Delaware Court of Chancery
1990 WL 161084 (1990)
The motion picture film-processing company Technicolor, Inc. (defendant) was involved in a cash-out merger. Expert testimony from Professor Rappaport was introduced by Technicolor to explain the capital asset pricing model (CAPM) methodology used to estimate the fair value of Technicolor’s common stock. The CAPM involved combining the company’s cost of equity and debt to estimate the cost of capital. As part of the calculation, the market-risk premium was determined by using the coefficient beta to represent the volatility or risk associated with the stock.

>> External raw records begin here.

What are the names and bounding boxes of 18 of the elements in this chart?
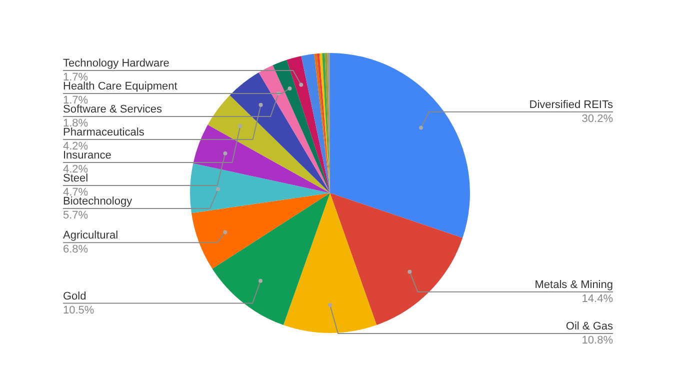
slice-label: Technology Hardware: [63, 58, 170, 70]
data-label: 5.7%: [63, 210, 88, 222]
slice-label: Insurance: [63, 150, 112, 162]
data-label: 14.4%: [582, 292, 614, 305]
slice-label: Agricultural: [63, 230, 118, 242]
slice-label: Pharmaceuticals: [63, 126, 145, 139]
slice-label: Metals & Mining: [534, 278, 613, 291]
slice-label: Diversified REITs: [529, 98, 614, 111]
slice-label: Health Care Equipment: [63, 80, 178, 93]
data-label: 30.2%: [582, 112, 614, 125]
slice-label: Biotechnology: [63, 196, 133, 208]
data-label: 10.5%: [63, 304, 94, 316]
slice-label: Software & Services: [63, 104, 163, 116]
slice-label: Steel: [63, 172, 88, 185]
slice-label: Gold: [63, 290, 86, 302]
data-label: 10.8%: [582, 334, 614, 347]
slice-label: Oil & Gas: [566, 320, 614, 333]
data-label: 6.8%: [63, 244, 88, 256]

Typically, a higher beta represented a riskier or more volatile stock which, in turn, led to a higher cost of capital. Rappaport used a 1.7 beta based on the recommendation of Merrill Lynch. However, the 1.7 beta was recommended right after the merger announcement. The following month, Merrill Lynch recommended a 1.27 beta, after the volatility had calmed down. In Rappaport’s testimony, he also explained that he modified the cost of capital calculation by including a 4 percent premium on the original CAPM calculation because of the small-capitalization effect. The small-capitalization effect involved imposing a premium over the CAPM computation for smaller companies based on a recognition that the CAPM estimates a slightly lower cost of equity for smaller companies. Following the calculations, Rappaport found that the cost of capital was 20.4 percent for all of Technicolor’s divisions except for three divisions that had a different cash flow. For the other three divisions, the cost of capital was 17.3 percent. Expert testimony from Torkelsen was also introduced. Torkelsen explained that he formed a different calculation based on using a range of discount rates. The expert testimony was then evaluated in an appraisal proceeding in the Delaware Court of Chancery.